Fonte:
Il ManifestoAutore:
Marco Bertorello
Nell’era dell’ottimismo obbligatorio, utile più
all’economia che alla politica, o solo di riflesso alla politica, Matteo
Renzi ha twittato che «Atlante sarà la soluzione ai problemi delle
banche italiane». Il capo del governo sembra ritenere le difficoltà del
sistema creditizio italiano avulse da quelle continentali, ma è
sufficiente leggere l’indice Stoxx, che misura gli andamenti di Borsa
delle banche europee, per comprendere come il problema sia
sovranazionale: – 26% nel 2016 e – 38% nell’ultimo anno.
La crisi ha dilatato le sofferenze, i controlli e gli aumenti di
riserve richiesti aggiungono difficoltà, persino la stagione di tassi
negativi non aiuta. La recente richiesta tedesca di scambiare la
garanzia unica sui depositi con un tetto ai titoli di Stato posseduti da
ogni istituto complica ulteriormente il quadro per i paesi periferici e
sottolinea la fragilità del combinato banche-debito pubblico. Tant’è
che viene ipotizzata una missione del Piano Juncker (quello che doveva
servire per rilanciare gli investimenti) per soccorrere le traballanti
banche europee.
Ma cosa è il Fondo Atlante? É un fondo per la gestione dei crediti
bancari ad alto rischio, formalmente privato ma dove interviene per
oltre il 10% Cassa depositi e prestiti, in cui le principali banche
forniscono gran parte delle risorse, almeno sulla carta. In questo senso
risulta curioso il contributo di Monte dei Paschi e Carige, banche in
odore di nuove capitalizzazioni.
Insomma Atlante sembra costituire un espediente per far sì che la
politica fiscale si occupi indirettamente delle nostre banche
(direttamente sarebbe vietato dalla Ue) e normalizzi l’intero comparto.
Ma perché solo ora le banche italiane trovano risorse per mettere al
riparo se stesse? Improvvisamente sembra affermarsi una moderna
moltiplicazione dei pani e dei pesci sul lato finanziario.

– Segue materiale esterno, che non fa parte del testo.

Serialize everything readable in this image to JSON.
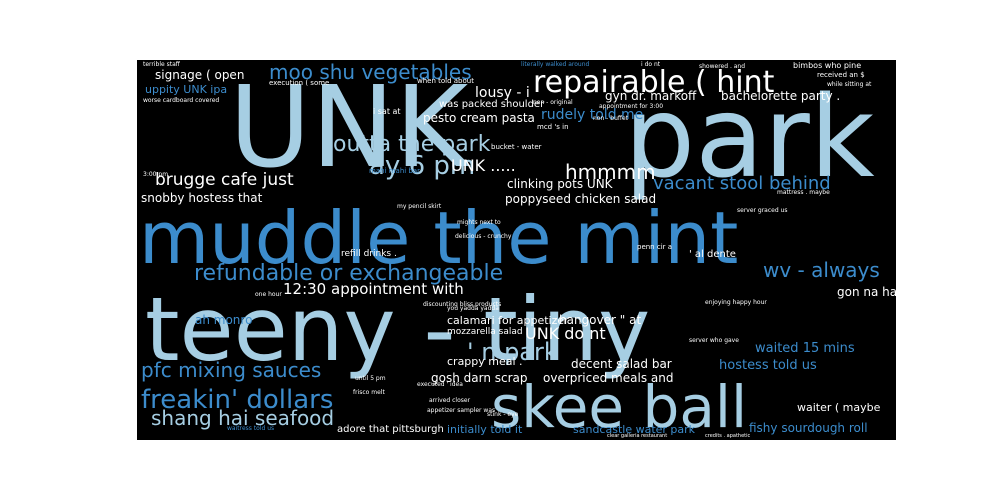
{
  "colors": {
    "background": "#000000",
    "light_blue": "#a6cee3",
    "blue": "#3c8ccc",
    "white": "#ffffff",
    "dark_blue": "#1f5fa0"
  },
  "words": {
    "unk": "UNK",
    "park": "park",
    "muddle": "muddle the mint",
    "teeny": "teeny - tiny",
    "skee": "skee ball",
    "repairable": "repairable ( hint",
    "moo_shu": "moo shu vegetables",
    "refundable": "refundable or exchangeable",
    "freakin": "freakin' dollars",
    "shang_hai": "shang hai seafood",
    "pfc": "pfc mixing sauces",
    "n_park": "' n park",
    "outta": "outta the park",
    "ay_6pm": "ay 6 pm",
    "vacant": "vacant stool behind",
    "brugge": "brugge cafe just",
    "hmmmm": "hmmmm",
    "unk_dots": "UNK .....",
    "wv": "wv - always",
    "snobby": "snobby hostess that",
    "poppyseed": "poppyseed chicken salad",
    "clinking": "clinking pots UNK",
    "pesto": "pesto cream pasta",
    "lousy": "lousy - i",
    "rudely": "rudely told me",
    "gyn": "gyn dr. markoff",
    "bachelorette": "bachelorette party .",
    "signage": "signage ( open",
    "uppity": "uppity UNK ipa",
    "unk_do": "UNK do nt",
    "appointment": "12:30 appointment with",
    "ah_monro": "ah monro",
    "calamari": "calamari for appetizer",
    "hangover": "hangover \" at",
    "gon_na": "gon na have",
    "hostess_told": "hostess told us",
    "waited": "waited 15 mins",
    "decent": "decent salad bar",
    "gosh": "gosh darn scrap",
    "overpriced": "overpriced meals and",
    "crappy": "crappy meal .",
    "initially": "initially told it",
    "sandcastle": "sandcastle water park",
    "fishy": "fishy sourdough roll",
    "adore": "adore that pittsburgh",
    "waiter": "waiter ( maybe",
    "was_packed": "was packed shoulder",
    "refill": "refill drinks .",
    "al_dente": "' al dente",
    "mozzarella": "mozzarella salad",
    "misc": [
      "terrible staff",
      "literally walked around",
      "i do nt",
      "showered . and",
      "bimbos who pine",
      "execution ( some",
      "when told about",
      "appointment for 3:00",
      "received an $",
      "worse cardboard covered",
      "non - original",
      "while sitting at",
      "i sat at",
      "mcd 's in",
      "bucket - water",
      "mahi mahi bar",
      "my pencil skirt",
      "mights next to",
      "delicious - crunchy",
      "penn cir a",
      "server graced us",
      "discounting bliss products",
      "mattress . maybe",
      "until 5 pm",
      "frisco melt",
      "executed ' idea",
      "stink - eye",
      "enjoying happy hour",
      "server who gave",
      "arrived closer",
      "appetizer sampler was",
      "waitress told us",
      "clear galleria restaurant",
      "credits . apathetic",
      "you yadda yadda",
      "one hour",
      "3:00 pm",
      "non - buffet"
    ]
  }
}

La finanza ci
ha abituato a giochi di specchi in cui, grazie a disinvolti effetti
leva, si riesce, almeno per un certo arco di tempo, a far apparire il
denaro necessario al momento giusto in diversi posti altrettanto giusti.
Il Fondo Atlante prova a inserirsi nelle potenzialità ammalianti
della finanza per soccorrere il sistema bancario. Oppure, come
sottolinea Alberto Bagnai nel suo blog, «di fatto sposta perdite in
conto capitale da una parte all’altra del sistema finanziario» allo
scopo di prender tempo in attesa che giunga la tanto agognata ripresa.
Che si intenda prender tempo risulta chiaro dalla modesta dotazione di
capitale prevista, per ora solo 4 miliardi di euro a fronte di decine e
decine di miliardi di crediti deteriorati, cifra sufficiente a
ricapitalizzare le banche in crisi conclamata e poco più.
Tra l’analitico e il perfido l’economista Luigi Zingales spiega sul
«Sole 24 ore» che al Fondo sarebbe consentito acquistare crediti in
sofferenza, cioè quelli più problematici, a prezzi superiori a quelli
attualmente di mercato, favorendo un’operazione di sistema che finisce
per alleggerire i bilanci di tutti gli istituti e favorendo la vendita
ad assicurazioni e fondi pensioni anche dei crediti più dubbi a prezzi
superiori ai valori vigenti. Attualmente, in effetti, esiste una
significativa differenza tra prezzo dei crediti in sofferenza inseriti
nei bilanci e valore di mercato presunto: il primo si attesta intorno al
40% del valore nominale mentre il secondo al 20%.
Secondariamente, sottolinea Zingales, l’utilizzo del Fondo
nell’irrimediabile crisi di Banca popolare di Vicenza e Veneto Banca
agevolerebbe le due principali banche italiane, Intesa e Unicredit.
Esse, infatti, hanno investimenti nelle due banche ben maggiori della
quota con cui partecipano ad Atlante, rendendone più vantaggioso il
salvataggio. Infine conclude l’economista «più che Atlante, il
personaggio mitologico che sosteneva il mondo, il fondo dovrebbe
chiamarsi Lete, il fiume dell’oblio che cancella tutti i ricordi».